Floors and walls are typically solid-sawn members attached with plywood or OSB sheathing.  Roofs, however, are solid-sawn members or prefabricated trusses that have the top chord and/or bottom chord connected with structural wood sheathing.  The sheathing creates load sharing between the members of the assembly.  Three-ply beams share load through the mechanical fastening system used to build the member. 

The capacity of the assembly benefits from an increase in lateral stability of the members, partial composite action where the load is distributed lengthwise along the member, and load sharing where the load is distributed across parallel members that have different stiffnesses.  The parallel members having different stiffnesses result in varying amounts of deflection under uniform loads.  The load distributing element reduces the effects of various deflections by distributing the load away from more flexible members to stiffer members.  Members that are more flexible tend to be weaker than stiffer members, resulting in load being distributed away from weaker members and into stronger members.

Load sharing is accounted for through the use of repetitive member factors.  Since 1968, the National Design Specification for Wood Construction (NDS) has specified a repetitive member factor of 1.15 for bending design values of dimension lumber.  Also, since 1970, ASTM D245 has recommended a load sharing factor of 1.15 for bending stresses in multiple member systems.

Tuesday, May 17, 2011

Lessons from a Tornado

The April 27 tornadoes left many opportunities to study structural performance of both commercial and residential buildings.  One area that I have observed was a residential development located just out of the path of an EF3 tornado that made its trail not far from my home.  With the exception of one building's collapse, damage to each home generally consisted of a portion of roof missing, as seen in the photo below. 

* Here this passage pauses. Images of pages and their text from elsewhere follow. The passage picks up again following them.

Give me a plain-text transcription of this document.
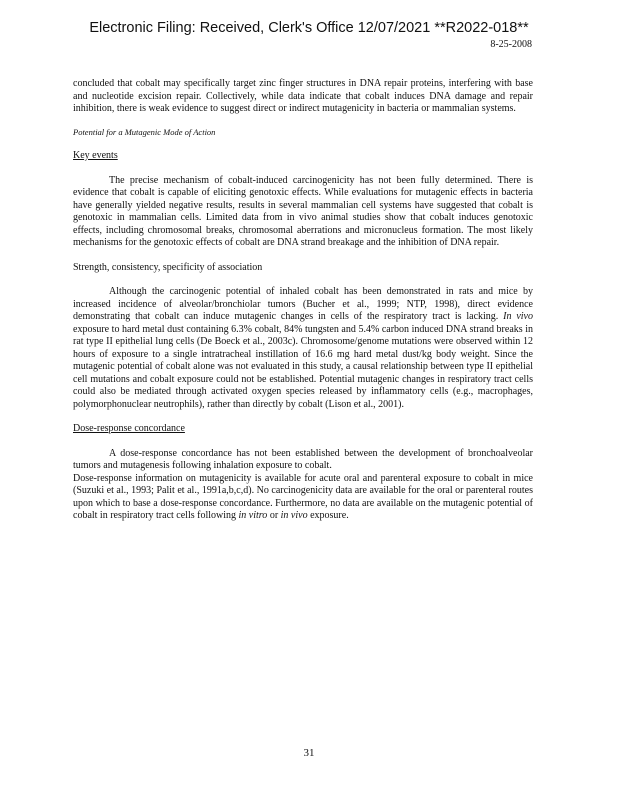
Electronic Filing: Received, Clerk's Office 12/07/2021 **R2022-018**
8-25-2008

concluded that cobalt may specifically target zinc finger structures in DNA repair proteins, interfering with base and nucleotide excision repair. Collectively, while data indicate that cobalt induces DNA damage and repair inhibition, there is weak evidence to suggest direct or indirect mutagenicity in bacteria or mammalian systems.

Potential for a Mutagenic Mode of Action

Key events

The precise mechanism of cobalt-induced carcinogenicity has not been fully determined. There is evidence that cobalt is capable of eliciting genotoxic effects. While evaluations for mutagenic effects in bacteria have generally yielded negative results, results in several mammalian cell systems have suggested that cobalt is genotoxic in mammalian cells. Limited data from in vivo animal studies show that cobalt induces genotoxic effects, including chromosomal breaks, chromosomal aberrations and micronucleus formation. The most likely mechanisms for the genotoxic effects of cobalt are DNA strand breakage and the inhibition of DNA repair.

Strength, consistency, specificity of association

Although the carcinogenic potential of inhaled cobalt has been demonstrated in rats and mice by increased incidence of alveolar/bronchiolar tumors (Bucher et al., 1999; NTP, 1998), direct evidence demonstrating that cobalt can induce mutagenic changes in cells of the respiratory tract is lacking. In vivo exposure to hard metal dust containing 6.3% cobalt, 84% tungsten and 5.4% carbon induced DNA strand breaks in rat type II epithelial lung cells (De Boeck et al., 2003c). Chromosome/genome mutations were observed within 12 hours of exposure to a single intratracheal instillation of 16.6 mg hard metal dust/kg body weight. Since the mutagenic potential of cobalt alone was not evaluated in this study, a causal relationship between type II epithelial cell mutations and cobalt exposure could not be established. Potential mutagenic changes in respiratory tract cells could also be mediated through activated oxygen species released by inflammatory cells (e.g., macrophages, polymorphonuclear neutrophils), rather than directly by cobalt (Lison et al., 2001).

Dose-response concordance

A dose-response concordance has not been established between the development of bronchoalveolar tumors and mutagenesis following inhalation exposure to cobalt.

Dose-response information on mutagenicity is available for acute oral and parenteral exposure to cobalt in mice (Suzuki et al., 1993; Palit et al., 1991a,b,c,d). No carcinogenicity data are available for the oral or parenteral routes upon which to base a dose-response concordance. Furthermore, no data are available on the mutagenic potential of cobalt in respiratory tract cells following in vitro or in vivo exposure.

31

A close up inspection of the rafter heel condition at the top plate highlighted the failure of the roof system.  A birds-mouthed rafter with (3) toe-nails into the wall top plate is a common framing detail used in residential structures.  This detail was used throughout this development.  There appear to be two realistic modes of failure for this detail as highlighted in the pictures below.  The first mode is failure of the 2x rafter at the birds-mouth.  This failure mode occurred in a small portion of rafters witnessed. 

The second mode of failure is at the toe-nail connection.  Although this connection works reasonably well for lateral shear, the typical limit state for uplift loading is nail withdrawal from the wall top plate.  The nails in the picture below appear to have seen very little stress during failure.     

Athough this is a common detail, I avoid detailing a rafter/truss to top plate connection with toe-nails. A Simpson H2.5A anchor, available at local hardware stores, is inexpensive and provides a significantly improved connection capacity. This syle of clip results in a more consistent installation and brings a different connection failure mode that does not include nail withdrawal. For a small home with a simple framed roof, such as homes in this development, a small investment in H2.5A clips can have a major impact on structural performance.

Tuesday, May 3, 2011

Tuscaloosa, Alabama Tornado Meets Wood Truss

I pulled the picture below from The Birmingham Business Journal's coverage of the April 27, 2011 tornado damage.  I have been slow to look at online pictures and videos of the event for a myriad of reasons.  I lived in Tuscaloosa for several years while studying for my BS and MS.  Even though many people have seen the devestation via TV, Web, or first hand, I could not resist sharing this picture here on the blog. 

A close look at the stick of wood embedded in the bumper of this car, and the wood lying on the ground in front of the car, reveals that this "stick" is actually from a metal plate connected wood truss.   I do not know the context of this picture to understand how this may have happened or the location of adjacent buildings from where this truss may have lived.  Whatever the process, the end result is amazing.